How the New Rules Will Affect Your 401(K) or IRA
Included in the $1.7 trillion omnibus spending bill signed by President Joe Biden last December is the Secure 2.0 Act of 2022. While the Act includes over 90 provisions, the primary focuses are:
• Expanded access to retirement plans,
• Raising the age for Required Minimum Distributions (RMD)
• Limiting costs to withdraw funds,
• Increasing retirement savings, and
• Lost & found database.
Here’s a look at the major provisions of the Act as they relate to the above 5 categories.
Expanded Access to Retirement Plans
Beginning in plan years after December 31, 2024, 401(K) and 403(b) plans will be required to automatically enroll participants at the time they become eligible under the plan provisions. All current 401(K) and 403(b) plans are grandfathered. Note: Employees retain the option to not participate.
Initially the automatic enrollment amount is at minimum 3% and no more than 10%. In subsequent years, the amount increases until it reaches at least 10% but no more than 15%.
Prior to enactment of the Secure 2.0 Act, employers were required to allow part-time workers to participate in the employers’ 401(K) plan once they have attained:
• one year of service with 1,000 hours, or
• three consecutive years of at least 500 hours of service each year.
The new rules reduce the three-year minimum to two years effective January 1, 2025.
Raising the Age for Required Minimum Distributions (RMD)
Under the old rules, participants were generally required to begin taking distributions from their retirement plans at age 72. Effective January 1, 2023, the new RMD rules raise the age to 73 … with a further increase to 75 on January 1, 2033.
One benefit of the change may be enjoyed by plan participants who choose to move retirement plan assets to a Roth IRA. The amount converted be taxable. That said, Roth accounts don’t require RMDs during the owner’s lifetime … plus qualified withdrawals down the road are tax-free. That is in stark contrast to traditional 401(K) and IRA plans.

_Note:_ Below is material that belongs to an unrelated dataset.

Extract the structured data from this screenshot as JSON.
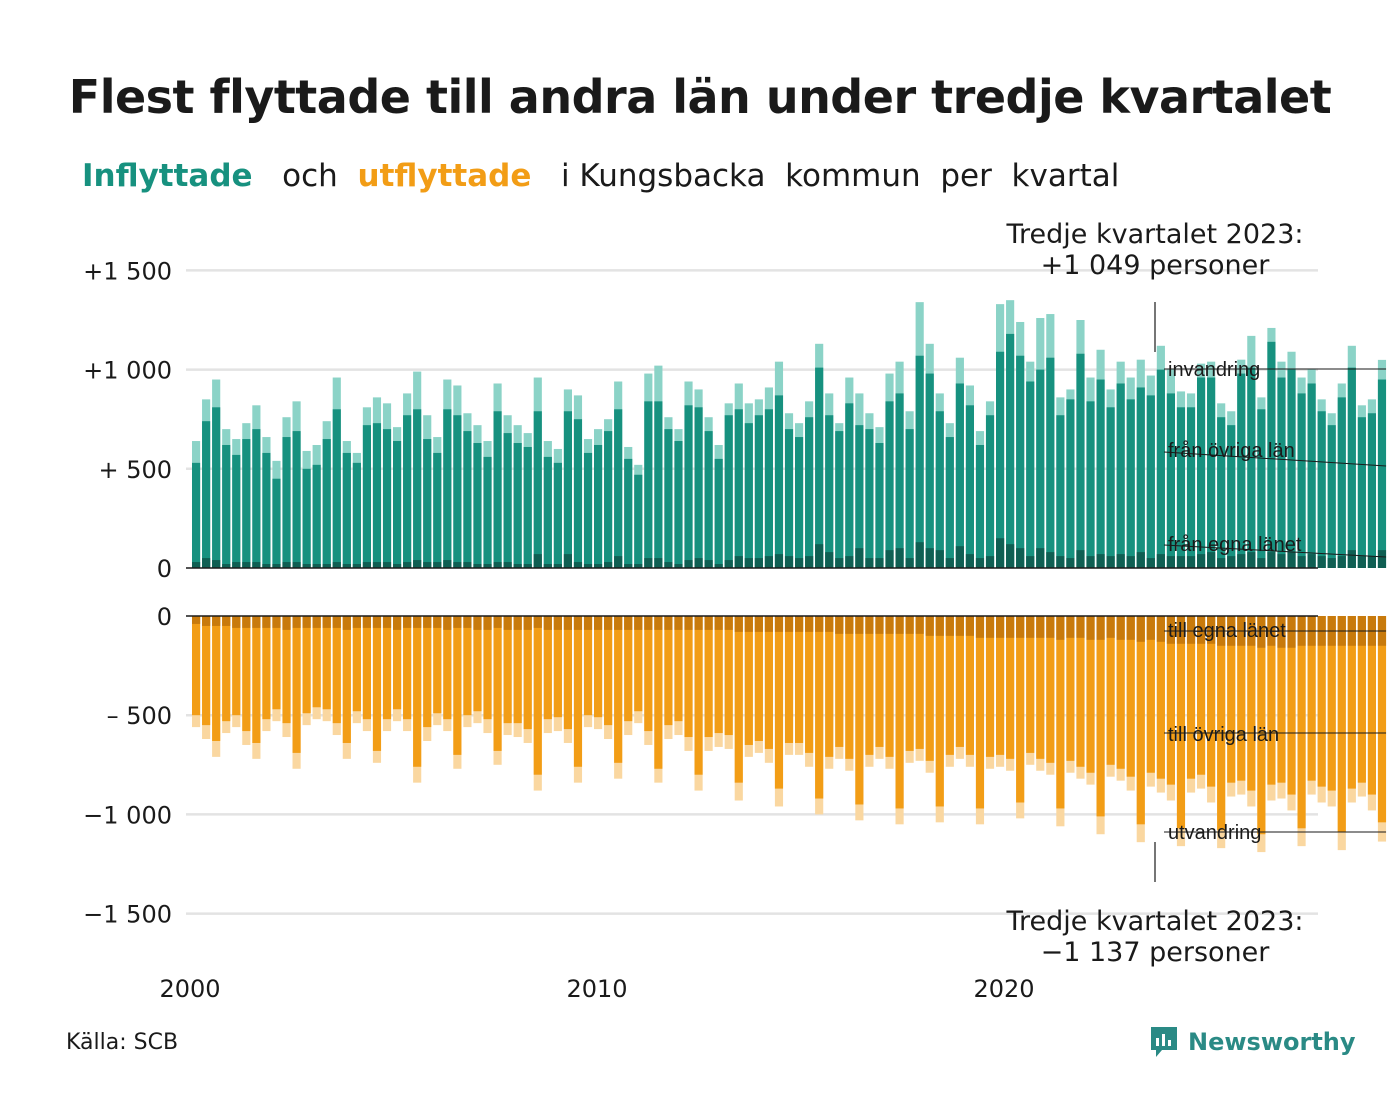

Limiting Costs to Withdraw Funds
Prior to the change in rules, early distributions from tax-advantaged retirement accounts such as 401(k) plans and IRAs are subject to an additional 10% tax. Under the new provision, employees can withdraw emergency expenses from their accounts for “unforeseeable or immediate financial needs relating to personal or family emergency expenses.”
Those emergencies may include withdrawals for:
• domestic abuse victims
• individuals with terminal illness
• qualified disasters
Plan participants are limited to one distribution of up to $1,000 per year and have the option to repay it within three years. No further emergency distributions are allowed during the three-year repayment period unless repayment has been made.
The emergency withdrawal provisions are effective after December 31, 2023.
Increasing Retirement Savings
Saver’s Match: The new rules provide for eligible low-income earners who make contributions to retirement plans to receive a nonrefundable tax credit paid in cash. The credit is equal to 50% of plan contributions, up to $2,000 per individual to be deposited in the taxpayer’s retirement plan account.
The tax credit is effective for tax years beginning after December 31, 2026, and is scheduled to phase out between $41,000 and $71,000 in the case of taxpayers filing a joint return ($20,500 to $35,500 for single taxpayers and married filing separate; $30,750 to $53,250 for head of household filers).
Higher Catch-up Limit for Ages 60-63: Employees who have attained age 50 have been permitted to make catch-up contributions up to $6,500 over and above the basic limits. Now, for tax years beginning after December 31, 2024, the catch-up limit is extended for taxpayers between 60 and 63 years old. The new limits ... the greater of $10,000 or 50 percent more than the regular limit in 2025.
IRA Catch-up Limit Indexed for Inflation: The Act indexes the contribution limit for years after 2023.
Retirement Savings Lost & Found
Retirees and plan administrators sometimes lose track of each other’s contact information due to changes in name and/or address. The act mandates the creation of a retirement savings lost-and-found online searchable database to be managed by the Department of Labor. The database is to be established within two years of the date of enactment of the act. The database will allow individuals to search for plans and the contact information of the administrator of any plan in which they are or were a participant or beneficiary.
The above presentation is meant as an overview only.